GiggleLiu commented 1 year ago

Fixed.

  1. read_instance_from_file -> read_model_file.
  2. Making terms consistent,
    1. model is a UAIModel instance.
    2. problem is an ArtifactProblemSpec instance.
mroavi commented 1 year ago

Today I came up with an idea. Let me know what you think:

We could have one method called load (or extend read) that can be used to read any kind of file (model, evid, or query). It would take one path (AbstractString) as an argument. That function would have some logic that calls the proper read function based on the extension of the given path. However, if the path points to a directory instead of a file, then the function tries to read all files (model, evid, and query) in that dir. So if the extension of the given argument is .uai then we read the model, if it is .evid we read the evidence file, etc.
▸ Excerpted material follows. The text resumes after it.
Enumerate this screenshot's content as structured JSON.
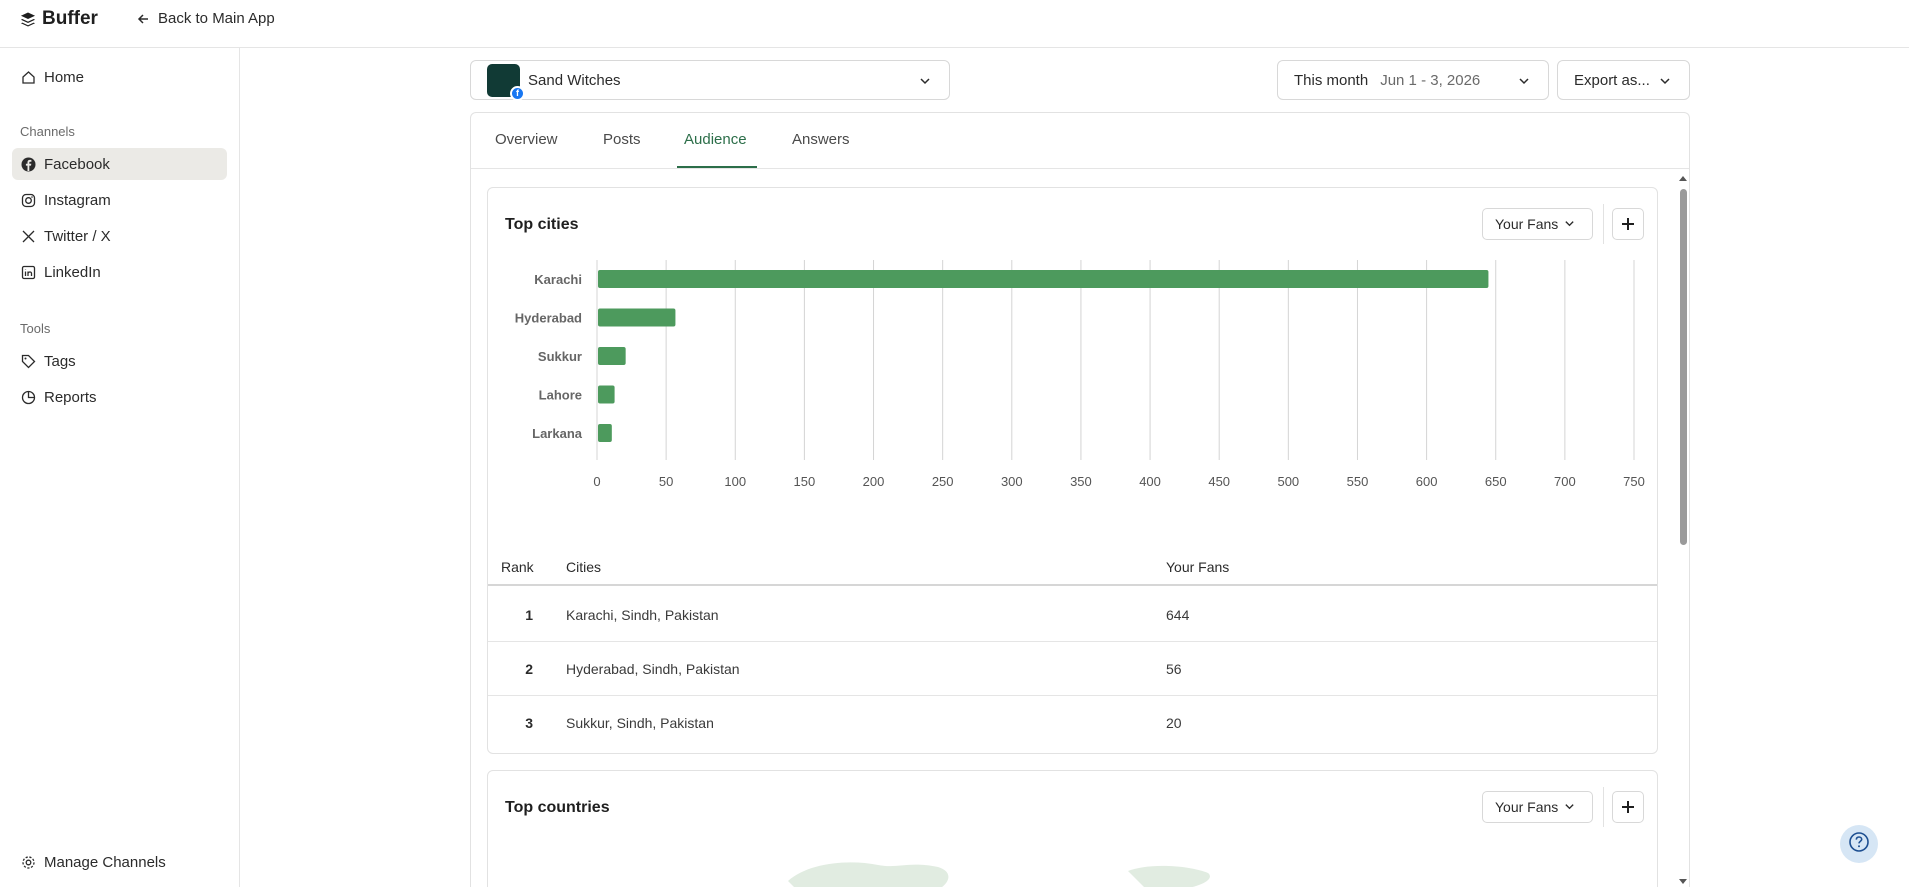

If we receive a path to a directory, then we try to read all three files from that dir and return nothing for the files that did not exist in that dir.

This would mean that the user would use load (or read if you prefer) for everything, which simplifies the user experience. Let me know what you think.

mroavi commented 1 year ago

After thinking about this a bit more, it might be better to skip my previous idea for now since we might want to support other file formats in the future, and this decision might make that more difficult.